Geriatric screening and assessment in a clinical setting

Share :
Published: 10 Nov 2014
Views: 3015
Rating:
Save
Prof Cindy Kenis - University Hospital Leuven, Leuven, Belgium

Dr Kenis speaks to ecancertv at SIOG 2014 about implementing geriatric screening and assessment in clinical practise, including the ten-point assessment of geriatric health.

SIOG 2014

Geriatric screening and assessment in a clinical setting

Prof Cindy Kenis - University Hospital Leuven, Leuven, Belgium


We have discovered several things. First of all we performed a geriatric screening and assessment and normally if we talk about geriatric screening outcome parameters are different. Geriatric screening tools and assessment tools are not developed to perform the outcome parameter of survival because initially they are developed to look after the patients, older patients, in general to look after how they are… have they got a geriatric profile or do they not have a geriatric profile? And they are more developed to outcome parameters like functional decline and several other things but they are under-investigated to overall survival in specific older cancer patients.

What have been the benefits?

Simple screening tools and simple geriatric assessment tools have a great prognostic value for overall survival. If the result is a good thing, if we have a normal result on the screening tool, then you can be pretty sure that your patient has a good survival time. If the result is coming out bad then we see that patients have less survival or a more worse survival than the other ones. That’s the biggest issue because screening tools are very easy, very quick to investigate and you have a lot of information on only five minutes, for example. It could change your management decisions on what you can find based on all the information you gather from the geriatric screening and the geriatric assessment is definitely worth considering in your treatment plan and care plan.

You surveyed physicians’ experiences of geriatric assessment – what did you find?
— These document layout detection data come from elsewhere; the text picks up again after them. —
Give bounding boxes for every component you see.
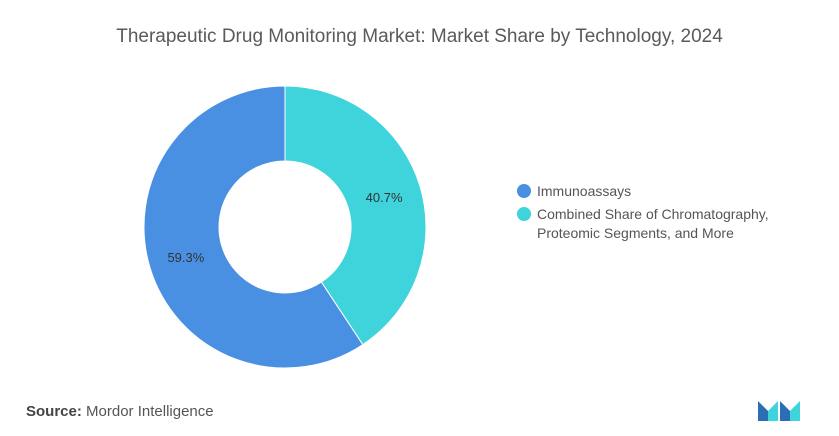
legend: Immunoassays Combined Share of Chromatog… [517, 182, 807, 247]
data-label-immunoassays: 59.3% [167, 250, 204, 265]
source-text: Mordor Intelligence [86, 403, 214, 420]
donut-chart: 40.7% 59.3% [143, 85, 427, 369]
source-prefix: Source: [26, 403, 82, 420]
slice-immunoassays[interactable] [143, 85, 364, 369]
legend-item-combined-share[interactable]: Combined Share of Chromatography, Proteo… [517, 205, 807, 243]
legend-label: Combined Share of Chromatography, Proteo… [537, 206, 769, 241]
slice-combined-share[interactable] [284, 85, 427, 346]
legend-label: Immunoassays [537, 183, 632, 199]
chart-title: Therapeutic Drug Monitoring Market: Mark… [116, 26, 723, 47]
mordor-intelligence-logo-icon [758, 401, 800, 421]
data-label-combined-share: 40.7% [366, 190, 403, 205]
legend-item-immunoassays[interactable]: Immunoassays [517, 182, 807, 201]
source-note: Source: Mordor Intelligence [26, 403, 214, 420]
legend-swatch-combined-share [517, 207, 531, 221]
legend-swatch-immunoassays [517, 184, 531, 198]
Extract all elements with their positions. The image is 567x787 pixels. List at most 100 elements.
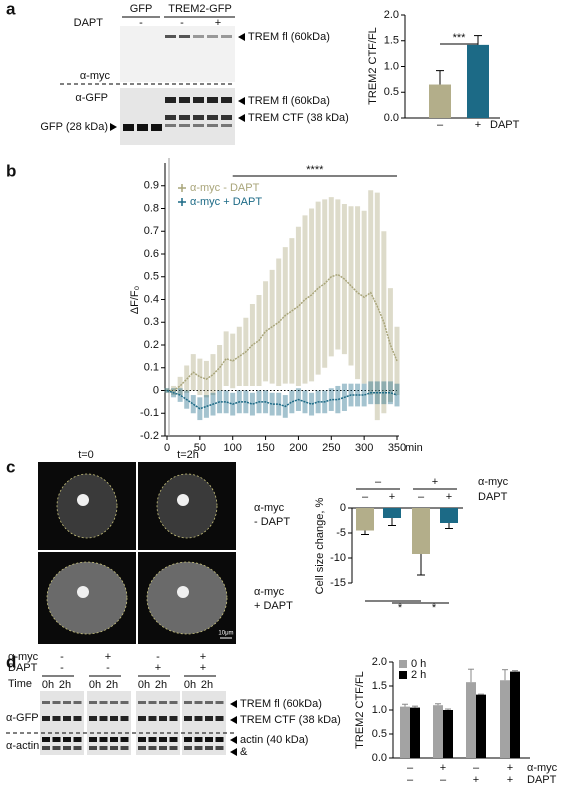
band [179, 35, 190, 38]
x-axis-label: DAPT [490, 119, 520, 131]
band [179, 97, 190, 103]
band [148, 716, 157, 721]
band [169, 737, 178, 742]
legend-label: α-myc + DAPT [190, 196, 262, 208]
band-label: TREM fl (60kDa) [248, 95, 330, 107]
time: 2h [59, 679, 71, 691]
y-tick-label: 2.0 [384, 9, 399, 21]
y-tick-label: -5 [336, 527, 346, 539]
blot-header: GFP [130, 3, 153, 15]
y-tick-label: -0.2 [140, 430, 159, 442]
bar [400, 706, 410, 758]
band [193, 115, 204, 120]
band [179, 115, 190, 120]
y-tick-label: 2.0 [372, 656, 387, 668]
x-tick-label: – [407, 774, 414, 786]
band [42, 716, 50, 721]
band [207, 35, 218, 38]
y-tick-label: 1.5 [384, 35, 399, 47]
band [205, 737, 213, 742]
band [120, 746, 129, 750]
sign: - [60, 651, 64, 663]
legend-swatch [399, 660, 407, 668]
row-label: α-myc [254, 502, 285, 514]
band [52, 716, 61, 721]
x-tick-label: + [446, 491, 452, 503]
sign: - [156, 651, 160, 663]
nucleus [177, 494, 189, 506]
time: 2h [155, 679, 167, 691]
band [215, 737, 224, 742]
band [221, 124, 232, 127]
row-label: α-myc [254, 586, 285, 598]
y-tick-label: 1.5 [372, 680, 387, 692]
annotation: * [398, 602, 403, 614]
sign: - [106, 662, 110, 674]
band [73, 746, 82, 750]
band [179, 124, 190, 127]
band-label: TREM fl (60kDa) [248, 31, 330, 43]
band [63, 701, 71, 704]
y-tick-label: 0.6 [144, 248, 159, 260]
sign: - [60, 662, 64, 674]
band [165, 97, 176, 103]
x-tick-label: + [475, 119, 481, 131]
x-axis-label: α-myc [527, 762, 558, 774]
y-tick-label: 0.5 [372, 728, 387, 740]
x-tick-label: + [507, 774, 513, 786]
band [193, 97, 204, 103]
x-tick-label: + [440, 762, 446, 774]
band [120, 701, 129, 704]
bar [467, 44, 489, 119]
band [148, 746, 157, 750]
x-tick-label: 200 [289, 442, 307, 454]
band [63, 737, 71, 742]
blot-header: TREM2-GFP [168, 3, 232, 15]
group-label: + [432, 476, 438, 488]
panel-label: b [6, 161, 16, 180]
blot [182, 691, 226, 755]
y-tick-label: 0.7 [144, 225, 159, 237]
band-label: TREM fl (60kDa) [240, 698, 322, 710]
arrow [230, 736, 237, 744]
band [73, 737, 82, 742]
sign: + [200, 662, 206, 674]
band-label: GFP (28 kDa) [40, 121, 108, 133]
arrow [230, 700, 237, 708]
x-tick-label: 0 [164, 442, 170, 454]
legend-marker [178, 198, 186, 206]
band [215, 701, 224, 704]
x-tick-label: – [437, 119, 444, 131]
sign: + [155, 662, 161, 674]
x-tick-label: 100 [224, 442, 242, 454]
y-tick-label: 0.5 [384, 86, 399, 98]
band [194, 746, 203, 750]
band [159, 746, 167, 750]
blot [87, 691, 131, 755]
band [148, 701, 157, 704]
y-tick-label: -15 [330, 577, 346, 589]
band [159, 701, 167, 704]
x-axis-label: min [405, 442, 423, 454]
band [184, 737, 192, 742]
sign: - [139, 17, 143, 29]
legend-swatch [399, 671, 407, 679]
y-tick-label: 0.3 [144, 316, 159, 328]
antibody: α-GFP [6, 712, 39, 724]
y-tick-label: 0 [153, 384, 159, 396]
cell [46, 561, 128, 635]
band [52, 701, 61, 704]
row-label: Time [8, 678, 32, 690]
band [151, 124, 162, 131]
band-label: & [240, 746, 248, 758]
bar [476, 694, 486, 758]
bar [356, 508, 374, 531]
x-tick-label: – [473, 762, 480, 774]
band [165, 115, 176, 120]
x-tick-label: 300 [355, 442, 373, 454]
blot [120, 26, 235, 82]
y-axis-label: ΔF/F₀ [129, 286, 141, 314]
band [205, 716, 213, 721]
sign: + [215, 17, 221, 29]
arrow [230, 716, 237, 724]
The most important issue there is because it’s other people who are performing the geriatric screening and the geriatric assessment and it’s pretty important to know what physicians really want to know about it. They have sometimes other experience and you can find some things pretty important but they are not always feasible in clinical practice. So we discovered a little bit both. We particularly asked what they expect, the treating physicians, of trained healthcare workers, nurses or others, to perform the geriatric assessment and what do they expect from the geriatrician because the geriatrician is pretty important also in the whole process. The domains that are quite important in geriatric assessment are functionality, cognition, depression, nutritional status; physicians want that information from the geriatric assessment. They also want that the trained healthcare workers will co-ordinate the whole process and they need to know which recommendations from the geriatricians they have to follow.

What should doctors do to get what they need?
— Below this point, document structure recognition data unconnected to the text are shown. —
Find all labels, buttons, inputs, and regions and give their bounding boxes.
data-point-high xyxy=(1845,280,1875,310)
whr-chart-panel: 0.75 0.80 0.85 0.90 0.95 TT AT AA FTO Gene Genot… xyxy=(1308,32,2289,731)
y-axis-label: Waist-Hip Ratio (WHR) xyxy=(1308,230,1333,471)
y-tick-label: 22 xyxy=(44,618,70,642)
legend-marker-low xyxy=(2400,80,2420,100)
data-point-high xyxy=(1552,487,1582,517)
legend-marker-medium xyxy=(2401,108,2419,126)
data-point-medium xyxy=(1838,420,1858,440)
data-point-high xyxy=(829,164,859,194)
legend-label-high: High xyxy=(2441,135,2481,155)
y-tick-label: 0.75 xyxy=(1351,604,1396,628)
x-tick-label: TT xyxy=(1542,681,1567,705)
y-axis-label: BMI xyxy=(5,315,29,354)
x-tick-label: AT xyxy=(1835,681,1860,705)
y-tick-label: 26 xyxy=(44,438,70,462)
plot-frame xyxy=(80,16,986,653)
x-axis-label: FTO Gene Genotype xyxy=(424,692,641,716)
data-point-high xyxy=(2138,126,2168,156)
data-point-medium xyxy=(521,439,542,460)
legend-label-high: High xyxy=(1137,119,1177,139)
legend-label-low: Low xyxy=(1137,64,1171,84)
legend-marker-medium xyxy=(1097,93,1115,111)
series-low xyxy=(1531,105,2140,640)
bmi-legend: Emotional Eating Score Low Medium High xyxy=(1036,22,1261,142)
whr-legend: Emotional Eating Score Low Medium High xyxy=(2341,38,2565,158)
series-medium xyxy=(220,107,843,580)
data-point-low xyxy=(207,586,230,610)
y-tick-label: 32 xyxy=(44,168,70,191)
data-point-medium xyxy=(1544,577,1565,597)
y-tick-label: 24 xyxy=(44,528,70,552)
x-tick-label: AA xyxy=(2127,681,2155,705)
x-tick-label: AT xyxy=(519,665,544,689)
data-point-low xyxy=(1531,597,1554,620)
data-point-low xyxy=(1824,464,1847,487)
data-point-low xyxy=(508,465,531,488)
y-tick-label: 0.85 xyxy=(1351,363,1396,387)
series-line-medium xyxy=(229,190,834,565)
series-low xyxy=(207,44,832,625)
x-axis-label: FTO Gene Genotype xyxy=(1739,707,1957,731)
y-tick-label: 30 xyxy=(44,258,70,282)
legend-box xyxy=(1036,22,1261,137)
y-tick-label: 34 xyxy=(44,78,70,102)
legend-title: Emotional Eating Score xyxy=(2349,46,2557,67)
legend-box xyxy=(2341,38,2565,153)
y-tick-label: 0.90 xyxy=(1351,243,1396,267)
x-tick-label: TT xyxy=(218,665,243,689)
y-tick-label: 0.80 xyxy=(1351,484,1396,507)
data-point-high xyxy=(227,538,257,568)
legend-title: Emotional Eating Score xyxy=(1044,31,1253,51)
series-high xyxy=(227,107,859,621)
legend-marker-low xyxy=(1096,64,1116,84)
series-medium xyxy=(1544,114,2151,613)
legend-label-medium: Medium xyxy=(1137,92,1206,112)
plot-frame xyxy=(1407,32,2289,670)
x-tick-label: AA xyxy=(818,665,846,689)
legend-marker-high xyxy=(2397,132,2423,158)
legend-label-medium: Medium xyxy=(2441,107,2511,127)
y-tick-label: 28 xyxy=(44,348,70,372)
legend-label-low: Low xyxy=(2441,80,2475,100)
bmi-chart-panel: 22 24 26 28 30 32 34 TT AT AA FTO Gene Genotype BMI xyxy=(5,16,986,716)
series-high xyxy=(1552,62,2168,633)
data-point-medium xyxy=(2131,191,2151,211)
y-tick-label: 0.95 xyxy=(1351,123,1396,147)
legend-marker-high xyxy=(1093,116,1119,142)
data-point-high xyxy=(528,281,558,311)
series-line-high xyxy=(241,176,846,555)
They have to ask the right questions and they have to look at the results and to integrate that in the treatment plan of the specific patient.
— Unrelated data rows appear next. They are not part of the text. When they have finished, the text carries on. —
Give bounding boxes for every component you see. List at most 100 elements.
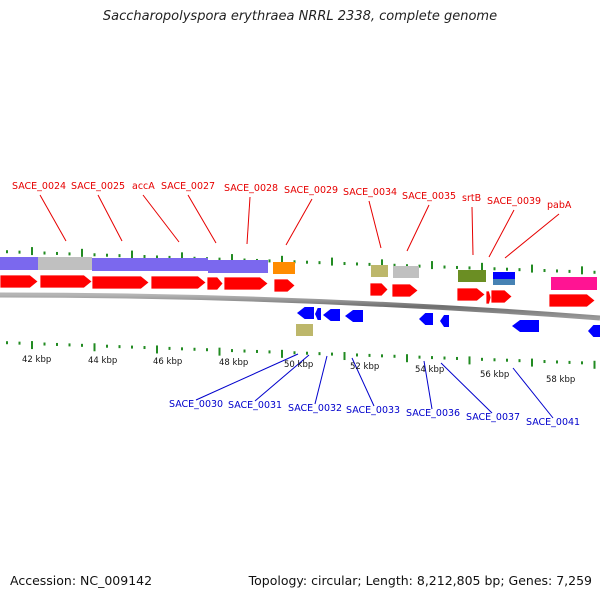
tick-mark: [243, 349, 246, 353]
tick-mark: [93, 343, 96, 352]
tick-mark: [543, 360, 546, 364]
tick-mark: [281, 255, 283, 264]
tick-mark: [381, 354, 383, 358]
cds-block: [150, 258, 208, 271]
tick-mark: [106, 253, 108, 257]
tick-mark: [531, 358, 533, 367]
tick-mark: [18, 250, 21, 254]
gene-arrow-forward: [485, 290, 492, 305]
leader-line: [368, 200, 382, 249]
tick-mark: [131, 345, 133, 349]
tick-mark: [556, 269, 558, 273]
genome-summary: Topology: circular; Length: 8,212,805 bp…: [248, 573, 592, 588]
leader-line: [195, 353, 299, 401]
tick-mark: [318, 261, 321, 265]
tick-mark: [306, 351, 308, 355]
gene-arrow-forward: [91, 275, 150, 290]
gene-label-sace_0025: SACE_0025: [71, 181, 125, 192]
tick-mark: [418, 264, 421, 268]
tick-mark: [106, 344, 108, 348]
tick-mark: [293, 351, 296, 355]
leader-line: [440, 362, 493, 414]
gene-label-sace_0024: SACE_0024: [12, 181, 66, 192]
scale-labels: 42 kbp 44 kbp 46 kbp 48 kbp 50 kbp 52 kbp 54 k…: [22, 355, 575, 385]
tick-mark: [531, 264, 533, 273]
tick-mark: [81, 248, 83, 257]
tick-mark: [343, 262, 346, 266]
tick-mark: [256, 349, 258, 353]
tick-mark: [506, 267, 508, 271]
tick-mark: [431, 261, 433, 270]
gene-label-sace_0028: SACE_0028: [224, 183, 278, 194]
tick-mark: [231, 349, 233, 353]
leader-line: [351, 357, 375, 407]
tick-mark: [143, 255, 146, 259]
gene-arrow-forward: [39, 274, 93, 289]
tick-mark: [56, 342, 58, 346]
tick-mark: [156, 255, 158, 259]
tick-mark: [568, 360, 571, 364]
cds-block: [208, 260, 268, 273]
tick-mark: [118, 345, 121, 349]
tick-mark: [481, 357, 483, 361]
tick-mark: [556, 360, 558, 364]
gene-labels-bottom: SACE_0030 SACE_0031 SACE_0032 SACE_0033 SACE…: [169, 399, 580, 428]
scale-label: 46 kbp: [153, 357, 182, 367]
leader-line: [314, 355, 328, 405]
gene-labels-top: SACE_0024 SACE_0025 accA SACE_0027 SACE_0028…: [12, 181, 572, 211]
tick-mark: [218, 347, 221, 356]
gene-label-sace_0031: SACE_0031: [228, 400, 282, 411]
leader-line: [97, 194, 123, 242]
tick-mark: [306, 260, 308, 264]
tick-mark: [231, 254, 233, 263]
tick-mark: [543, 269, 546, 273]
leader-line: [406, 204, 430, 252]
tick-mark: [281, 349, 283, 358]
tick-mark: [493, 267, 496, 271]
gene-arrow-forward: [369, 282, 389, 297]
tick-mark: [418, 355, 421, 359]
gene-arrow-forward: [150, 275, 207, 290]
tick-mark: [68, 343, 71, 347]
tick-mark: [168, 346, 171, 350]
tick-mark: [268, 350, 271, 354]
cds-block: [458, 270, 486, 282]
leader-line: [187, 194, 217, 244]
gene-arrow-forward: [273, 278, 296, 293]
tick-mark: [456, 356, 458, 360]
gene-label-sace_0039: SACE_0039: [487, 196, 541, 207]
gene-label-sace_0027: SACE_0027: [161, 181, 215, 192]
tick-mark: [381, 259, 383, 268]
tick-row-bottom: [6, 341, 596, 369]
tick-mark: [331, 257, 333, 266]
tick-mark: [468, 356, 471, 365]
gene-label-sace_0041: SACE_0041: [526, 417, 580, 428]
tick-mark: [56, 251, 58, 255]
tick-mark: [93, 253, 96, 257]
gene-label-sace_0032: SACE_0032: [288, 403, 342, 414]
reverse-gene-track: [297, 307, 600, 337]
tick-mark: [481, 262, 483, 271]
gene-arrow-reverse: [588, 325, 600, 337]
leader-line: [471, 206, 474, 256]
tick-mark: [593, 360, 596, 369]
tick-mark: [18, 341, 21, 345]
tick-mark: [6, 250, 8, 254]
tick-mark: [6, 341, 8, 345]
cds-block: [38, 257, 92, 270]
gene-label-srtb: srtB: [462, 193, 481, 204]
tick-mark: [518, 268, 521, 272]
cds-block: [493, 272, 515, 279]
gene-arrow-forward: [391, 283, 419, 298]
tick-mark: [181, 252, 183, 261]
scale-label: 58 kbp: [546, 375, 575, 385]
tick-mark: [31, 341, 33, 350]
gene-arrow-forward: [0, 274, 39, 289]
leader-line: [285, 198, 313, 246]
tick-mark: [368, 353, 371, 357]
cds-feature-track: [0, 257, 597, 290]
gene-label-sace_0035: SACE_0035: [402, 191, 456, 202]
tick-mark: [31, 247, 33, 256]
tick-mark: [443, 356, 446, 360]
You surveyed with regards to the barriers to implementing this kind of assessment – what did you find?

What we found there was that there are several facilitators and barriers for implementing the geriatric screening and assessment in daily clinical practice. The barriers are often related to organisational aspects like time, workload, personal staff and that kind of stuff and that facilitators are often related to collaboration aspects. If physicians know the relevance of a geriatric assessment it is more easy to implement it, for example, in their daily practice.

What advice would you give to clinicians caring for older patients?

The biggest message I can give to everyone in the care for older patients with cancer is that you can better do something than doing nothing. I think that’s the most relevant and important part of the geriatric screening and assessment.

Are any of the main points of the assessment considered more important than others?

No, I think there are ten points in a geriatric assessment that they have to take into account but functionality and cognition and nutritional status are three of the things that are coming back all the time in both physicians as geriatricians as other healthcare workers.